At the same time, house prices are falling. If they want to get out it's taking longer to sell and they are having to "adjust their expectations" - fetching 5 to 10 per cent less than the market might have allowed a year ago.
It could get worse. Housing market soothsayers are predicting prices could fall anywhere from 10 to 30 per cent before stabilising late next year.
And where's the relief? With inflationary pressures building, interest rates are expected to remain painfully high.
While Reserve Bank governor Alan Bollard has stopped raising the official cash rate, banks have picked up where he left off, raising lending rates because their wholesale funding costs have risen on the back of the US credit crunch.

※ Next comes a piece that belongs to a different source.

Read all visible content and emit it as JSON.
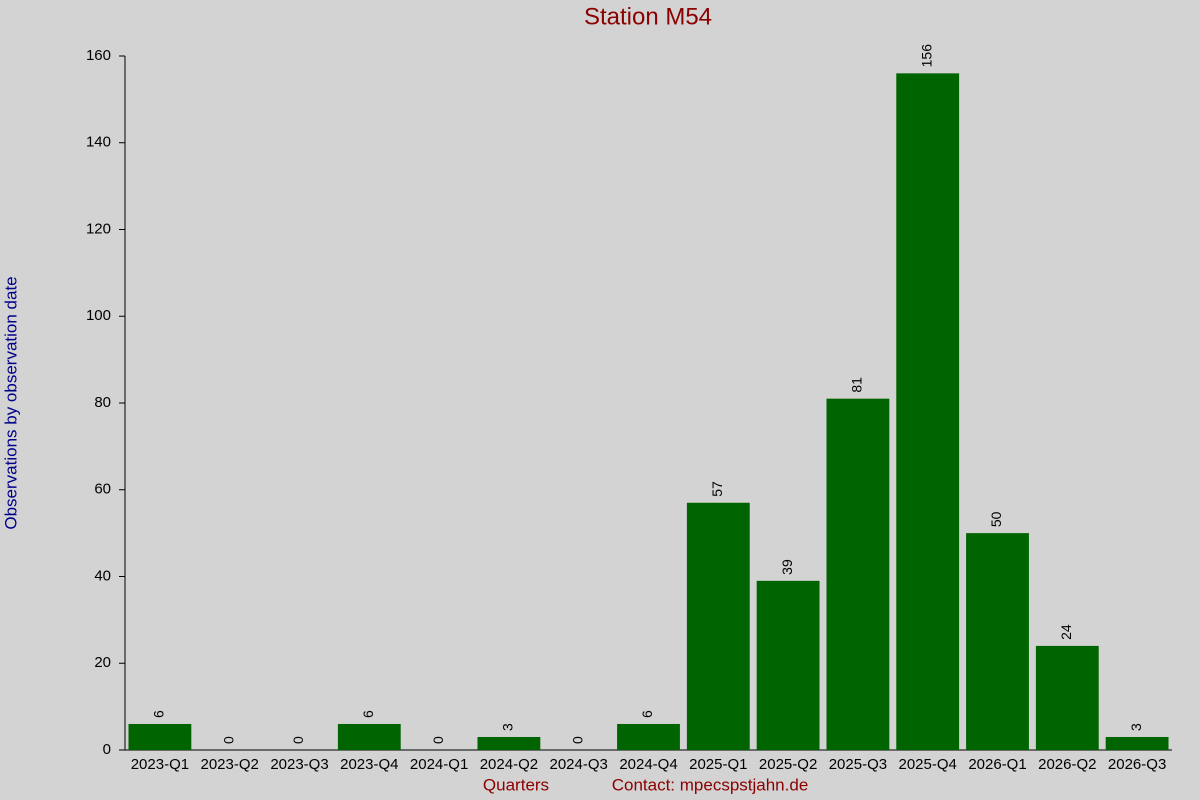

While Bollard may want to ease homeowners' pain by bringing down interest rates over the next 12 months, inflationary worries may stop him. Market experts believe the official cash rate may fall only three-quarters of a per cent by this time next year, leaving our rates well out of sync with other developed nations (thus continuing to attract foreign investors and keeping the exchange rate high).
The mortgage belt and those paying higher rent are expected to do it toughest over the next 12-18 months as economic conditions tighten.
It's not just the stress of higher rents and mortgage repayments - it's the drought and high commodity prices overseas which will keep dairy and meat prices up, it's petrol heading for $2 a litre and electricity costs expected to spiral unless there's decent rain soon.
Householders are not only bearing the brunt of the tougher economic conditions, they are seen as a contributor. With cheque books being put away, retail sales were expected to decline even before the current conditions hit the fan. Affordability woes will also contribute to a weakening residential construction market. The BNZ predicts residential construction investment will fall 9.5 per cent this year and a further 6.6 per cent next year.
"It is this household sector response that primarily drives our recession projections," warns head of research Stephen Toplis.
"Householders are facing substantial reductions in effective disposable income as a function of rising mortgage interest rates and higher prices for staple items such as food, electricity, petrol and rates."
Those looking to take out new mortgages will find banks much stricter in their lending criteria - unless on very high disposable incomes, they may have to come up with 20-25 per cent deposits.
And Toplis warns in the BNZ's monthly Economy Watch that the impact of the credit crunch is only just beginning to be felt by the wider economy.
On the interest.co.nz website, managing editor Bernard Hickey has launched a mortgagee sales index, tracking the number of times mortgagee is mentioned in property ads on the TradeMe and Real Estate Institute websites.
Alistair Helm, chief executive of realestate.co.nz, says "mortgagee" has been the most popular search phrase on the site in recent weeks.
The index itself has more than doubled in the six weeks since its launch, to 226. While it doesn't claim to be a definitive guide, it adds to anecdotal evidence of an increase in forced sales and of owners selling before fixed interest terms expire.
Valuers at Quotable Value NZ are hearing the same, though sellers' circumstances don't show up in sales data. "What we are hearing to a degree is that there's less activity in the investment sector," says QV Online general manager Steve Langridge. "Those with multiple properties who have gone to market are not selling."
But David Tripe, head of banking studies at Massey University, says the forced sales scenario has been over-hyped. Many home-owners have built up years of equity in their homes and have low, or no, mortgages, he says.
"It's only those who have refinanced to the hilt in the past couple of years who will be at risk. I suspect that's not a huge proportion of the total market. People won't be happy to sell while interest rates are increasing but it won't turn the lights off."
Tripe says the current conditions don't look too bad - but there could be some surprises in the way the US credit crunch affects our Australian-owned major banks. "There are some consequences in this that we haven't got around to studying yet."
5 WAYS TO KEEP YOUR FINANCES SECURE
1. Try to repay some of your mortgage. Reducing you home loan as quickly as possible can save thousands.
2. Increase savings as a safety mechanism against risks such as job loss. Take advantage of high savings rates. Join Kiwisaver.
3. Avoid taking on more debt and check your borrowings: make sure you're getting the best rate for your mortgage and credit card loans.
4. Get protected. If your family depends on your salary, then income protection insurance could be useful.
5. Think twice before buying a house. Getting a foot on the housing ladder is important but real estate could soften, leaving buyers with a house worth less than it cost.